Aliens: Colonial Marines Review
Posted on January 27, 2013 at 3:50 pm
We write novels. Or rather, the author of this review – who for varied reasons must confer with himself within the plural – continues to be , after two years, within the quite unfathomably long-winded strategy of writing one. Why are ‘we’ telling you this? Well, because there is a parallel between writing a primary book and developing a game in that, as time passes, the work deteriorates when compared with everything else.
In essence, if you are writing a unique for the 1st time, by the point you get to chapter 50, you’ll be magnitudes better at it than for those who wrote chapter one. Likewise, Aliens: Colonial Marines, having been in development over numerous years, placed on hold, supposedly cancelled, rescued, shifted developer, and customarily passed about like a hot, spiky potato, has had all of us or company to get its creative hands on it dedicate themselves optimistically to its rescue.
In a unique you could polish that each one up a chunk, tweak the words. You’re able to try this. But what it’s worthwhile to do is throw every little thing away and rewrite it from scratch; better, stronger, richer. Games move on, get well, overtake and surpass anything stood still in development hell. To show Aliens: Colonial Marines, a game whose development began almost a decade ago, right into a satisfying proposition for 2013, you’re just going to must start again.
But starting again costs some huge cash. Like Duke Nukem, Gearbox’s other try and save a title past its prime, here’s an old game with fusty old values. Spat on, polished, bits of it changed out, but there’s just no getting around it: to supply anything worthy of either the licence or of a 2013 release date, a more destructive, dearer approach had to be taken. Because it is, it stands testament the lowlights of 2003-2006 game design.
Stuff a condom crammed with chicken heads and you will have a way of the way ugly Aliens: Colonial Marines is. Far-off things look almost okay… almost, but pack up, textures are of a resolution so low, so muddy, it’s difficult to fathom how the whole lot isn’t running at 90 bajillion frames per second. We do not expect every game to be a technical marvel, but for a near-premium-priced, triple-A contender we draw a line labelled ‘minimum standard’ and lay it somewhere near Halo: ODST’s jagged, lo-fi feet. This fails to achieve that line.
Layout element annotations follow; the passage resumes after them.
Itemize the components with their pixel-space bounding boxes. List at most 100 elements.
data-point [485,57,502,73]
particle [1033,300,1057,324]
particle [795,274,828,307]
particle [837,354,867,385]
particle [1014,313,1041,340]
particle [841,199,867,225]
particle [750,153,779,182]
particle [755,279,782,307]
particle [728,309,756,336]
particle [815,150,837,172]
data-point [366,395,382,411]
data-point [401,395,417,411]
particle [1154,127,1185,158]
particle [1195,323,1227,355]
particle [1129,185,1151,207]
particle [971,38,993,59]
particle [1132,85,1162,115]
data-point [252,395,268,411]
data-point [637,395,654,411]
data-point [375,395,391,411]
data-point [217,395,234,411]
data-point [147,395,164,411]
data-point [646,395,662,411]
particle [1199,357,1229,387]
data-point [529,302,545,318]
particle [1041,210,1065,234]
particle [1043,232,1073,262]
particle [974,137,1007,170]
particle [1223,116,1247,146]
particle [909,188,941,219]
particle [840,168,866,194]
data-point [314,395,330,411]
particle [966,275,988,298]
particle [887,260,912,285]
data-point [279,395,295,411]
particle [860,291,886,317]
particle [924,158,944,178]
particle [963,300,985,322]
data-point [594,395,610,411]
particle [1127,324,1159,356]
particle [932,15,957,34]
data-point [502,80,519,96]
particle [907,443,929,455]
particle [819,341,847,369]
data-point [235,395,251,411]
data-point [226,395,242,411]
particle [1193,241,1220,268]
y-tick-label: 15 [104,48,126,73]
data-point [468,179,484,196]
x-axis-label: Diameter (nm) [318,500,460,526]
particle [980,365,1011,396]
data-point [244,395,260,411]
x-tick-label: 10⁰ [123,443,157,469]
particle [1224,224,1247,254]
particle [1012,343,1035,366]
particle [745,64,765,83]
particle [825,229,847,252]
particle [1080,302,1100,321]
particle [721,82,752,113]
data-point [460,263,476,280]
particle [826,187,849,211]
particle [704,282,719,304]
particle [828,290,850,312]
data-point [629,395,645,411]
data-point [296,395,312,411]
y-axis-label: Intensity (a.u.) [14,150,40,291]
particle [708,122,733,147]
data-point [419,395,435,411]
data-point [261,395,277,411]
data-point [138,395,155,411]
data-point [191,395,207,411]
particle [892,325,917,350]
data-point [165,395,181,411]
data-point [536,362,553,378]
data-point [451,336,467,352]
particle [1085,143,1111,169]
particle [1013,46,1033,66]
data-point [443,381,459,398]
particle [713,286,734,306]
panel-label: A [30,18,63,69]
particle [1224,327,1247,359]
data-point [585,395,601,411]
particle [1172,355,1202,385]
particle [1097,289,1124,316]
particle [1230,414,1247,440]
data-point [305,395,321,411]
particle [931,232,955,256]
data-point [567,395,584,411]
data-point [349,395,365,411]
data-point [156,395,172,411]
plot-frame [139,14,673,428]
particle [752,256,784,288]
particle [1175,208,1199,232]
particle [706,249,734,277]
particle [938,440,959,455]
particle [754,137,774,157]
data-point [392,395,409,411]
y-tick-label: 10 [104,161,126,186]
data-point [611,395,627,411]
In Aliens: Colonial Marines fit-for-purpose programming is left wanting. NPCs clip through walls, get stuck on bits of scenery or simply type of judder for ages like stuck VHS tapes. Good programming may additionally have ensured which you cannot be shot by a man whose bullets can magically travel through walls. There’s just no love here, no due care. As though every body involved has done the bare minumum before ticking each task completed.
Hit the button to raise your motion tracker and it scrolls up rigidly like that paperclip utilized in old versions of Microsoft Word. “You seem to be you’re killing Xenomorphs. Do you want any help?” No thanks. The game’s easy enough already. Even on its absolute hardest difficulty level – an area we later turned to searching for some sort of challenge – we were still treated to that telltale beep whenever an enemy was near, whether the motion tracker was ‘on’ or not. Anyone who’s ever had a bit of brother knows that being boo!’d sends heart to throat. If he said, “I’m hiding behind this corner and i am about to leap out,” first? No.
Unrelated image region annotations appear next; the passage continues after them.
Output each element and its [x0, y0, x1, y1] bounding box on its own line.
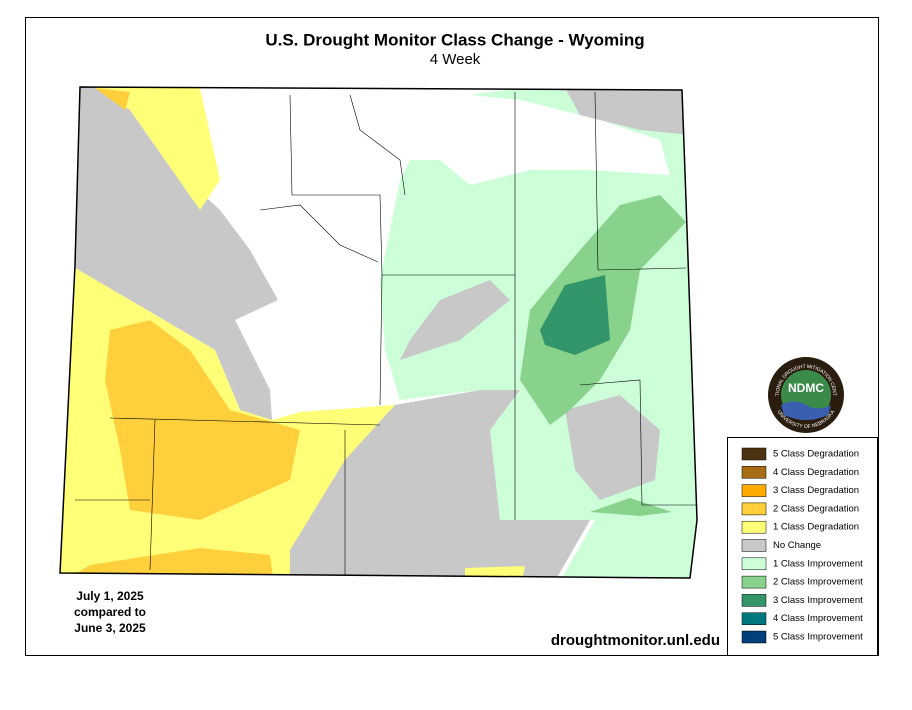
- date-line: compared to: [74, 605, 146, 619]
- state-outline: [59, 86, 698, 579]
- legend-swatch: [741, 594, 767, 607]
- source-url: droughtmonitor.unl.edu: [551, 632, 720, 649]
- drought-change-region: [400, 280, 510, 360]
- legend-swatch: [741, 612, 767, 625]
- subtitle: 4 Week: [430, 51, 481, 68]
- date-line: July 1, 2025: [76, 589, 144, 603]
- legend: 5 Class Degradation 4 Class Degradation 3 …: [741, 447, 863, 644]
- legend-swatch: [741, 466, 767, 479]
- title: U.S. Drought Monitor Class Change - Wyom…: [265, 30, 644, 49]
- legend-label: 2 Class Degradation: [773, 503, 859, 514]
- legend-label: 1 Class Improvement: [773, 558, 863, 569]
- legend-swatch: [741, 557, 767, 571]
- drought-change-region: [465, 566, 525, 578]
- legend-label: No Change: [773, 540, 821, 551]
- legend-swatch: [741, 520, 767, 534]
- legend-label: 4 Class Degradation: [773, 467, 859, 478]
- drought-change-region: [70, 87, 220, 210]
- drought-change-region: [540, 275, 610, 355]
- drought-change-region: [60, 548, 275, 578]
- logo-abbr: NDMC: [788, 381, 824, 395]
- legend-swatch: [741, 484, 767, 497]
- legend-label: 4 Class Improvement: [773, 613, 863, 624]
- legend-swatch: [741, 539, 767, 552]
- logo-wave: [781, 401, 831, 420]
- legend-swatch: [741, 630, 767, 644]
- drought-change-region: [70, 87, 278, 420]
- legend-swatch: [741, 447, 767, 461]
- drought-change-region: [290, 390, 590, 578]
- legend-label: 5 Class Degradation: [773, 449, 859, 460]
- legend-swatch: [741, 502, 767, 516]
- date-line: June 3, 2025: [74, 621, 146, 635]
- legend-label: 1 Class Degradation: [773, 522, 859, 533]
- legend-swatch: [741, 575, 767, 589]
- drought-change-region: [565, 88, 690, 135]
- county-lines: [75, 91, 697, 575]
- drought-change-region: [565, 395, 660, 500]
- legend-label: 3 Class Improvement: [773, 595, 863, 606]
- legend-label: 3 Class Degradation: [773, 485, 859, 496]
- drought-change-region: [590, 498, 672, 516]
- legend-label: 2 Class Improvement: [773, 577, 863, 588]
- state-map: [60, 87, 697, 578]
- drought-change-region: [95, 88, 130, 110]
- drought-change-region: [105, 320, 300, 520]
- legend-label: 5 Class Improvement: [773, 632, 863, 643]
The advance warning of enemies not just diminishes, but utterly destroys the stress. You hope that the narrow corridors will eventually fall down to something more open and fascinating once you’re off the enormous, industrial spaceships whose repetitive interiors constitute a lifeless trudge and little more. But they do not.
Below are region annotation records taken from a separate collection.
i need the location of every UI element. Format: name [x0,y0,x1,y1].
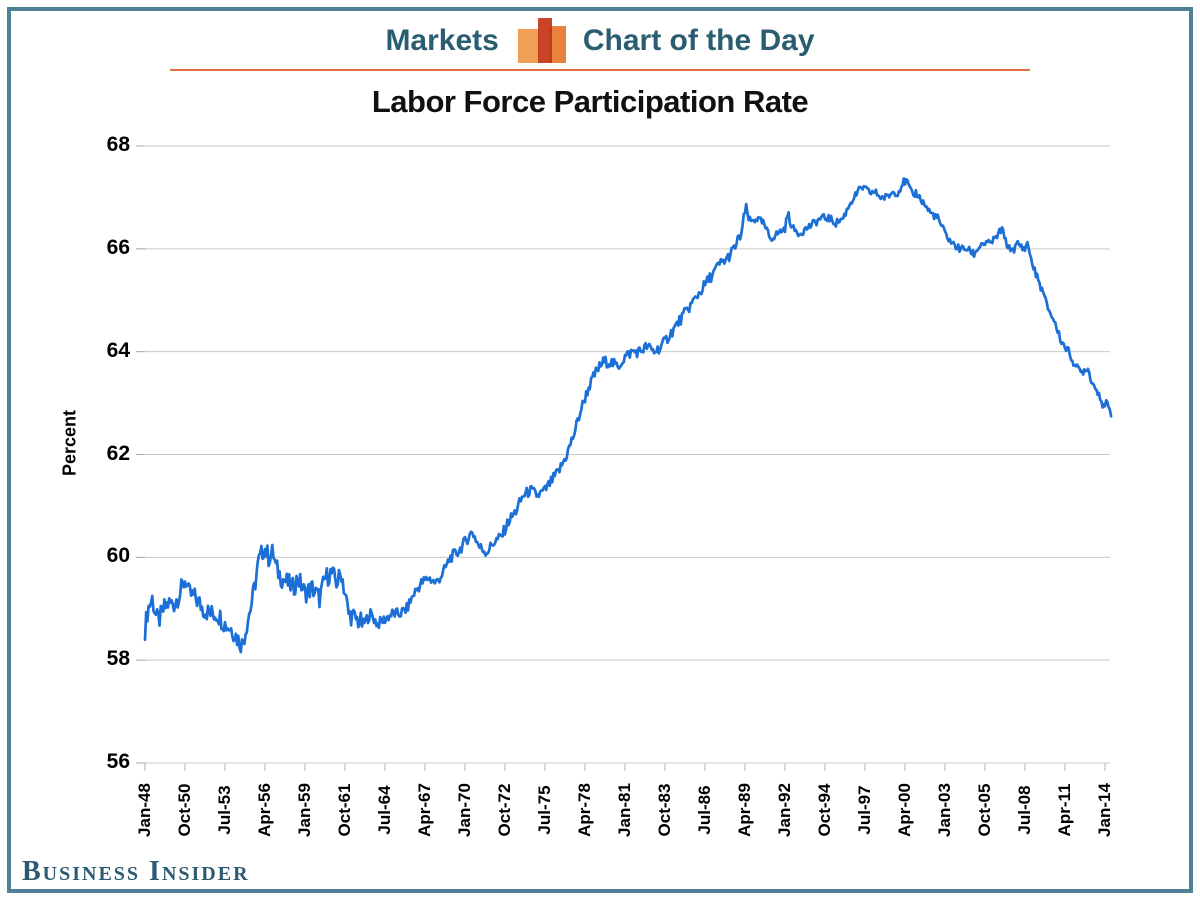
x-tick-label: Jul-08 [1015,785,1034,835]
y-tick-label: 64 [106,338,130,362]
bar-chart-icon-middle-bar [537,18,552,63]
y-tick-label: 66 [106,235,130,259]
x-tick-label: Jul-75 [535,785,554,835]
x-tick-label: Apr-67 [415,783,434,837]
x-tick-label: Jan-59 [295,783,314,837]
x-tick-label: Apr-78 [575,783,594,837]
bar-chart-icon-right-bar [548,26,566,63]
x-tick-label: Jul-86 [695,785,714,835]
x-tick-label: Apr-89 [735,783,754,837]
x-tick-label: Apr-11 [1055,783,1074,837]
x-tick-label: Jan-70 [455,783,474,837]
header-orange-divider [170,69,1030,71]
x-tick-label: Oct-05 [975,783,994,837]
x-tick-label: Oct-94 [815,783,834,837]
x-tick-label: Oct-83 [655,783,674,837]
x-tick-label: Jan-92 [775,783,794,837]
y-tick-label: 62 [106,441,130,465]
x-tick-label: Jan-81 [615,783,634,837]
x-tick-label: Oct-50 [175,783,194,837]
x-tick-label: Apr-00 [895,783,914,837]
y-tick-label: 60 [106,544,130,568]
x-tick-label: Oct-61 [335,783,354,837]
business-insider-logo: Business Insider [22,856,250,887]
header: Markets Chart of the Day [0,14,1200,68]
x-tick-label: Jan-14 [1095,783,1114,837]
x-tick-label: Jul-64 [375,785,394,835]
bar-chart-icon [515,16,567,66]
x-tick-label: Jul-97 [855,785,874,835]
x-tick-label: Apr-56 [255,783,274,837]
x-tick-label: Jan-03 [935,783,954,837]
x-tick-label: Jul-53 [215,785,234,835]
participation-rate-line [143,177,1113,654]
y-tick-label: 68 [106,133,130,156]
y-tick-label: 56 [106,750,130,773]
x-tick-label: Oct-72 [495,783,514,837]
chart-title: Labor Force Participation Rate [371,84,809,119]
y-axis-title: Percent [59,409,80,477]
x-tick-label: Jan-48 [135,783,154,837]
header-markets-label: Markets [385,24,499,57]
y-tick-label: 58 [106,647,130,671]
bar-chart-icon-left-bar [517,29,539,63]
header-chart-of-the-day-label: Chart of the Day [582,24,815,57]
There were, in reality, just a couple of rare occasions, when the shooting was particularly frenetic, when the shotgun was well-loaded and the enemy close, that we were ready to overlook Aliens: Colonial Marines’ many shortcomings and luxuriate in it, leaving us thereafter to lament at its wasted chances.
It’s not all bad. Throughout the slow-boil of falling standards, sometimes we found ourselves not hating it as much we probably have to have and, occasionally, there have been glimpses of what Aliens: Colonial Marines might have been, need to have been. It is best at being an intense shooter, but sadly that intensity is all too rare.
As creatives of a kind ourselves, we do have some sympathy when you needed to pick the peanuts from the poo, but that, we’re afraid to mention, hasn’t made them to any extent further appetising.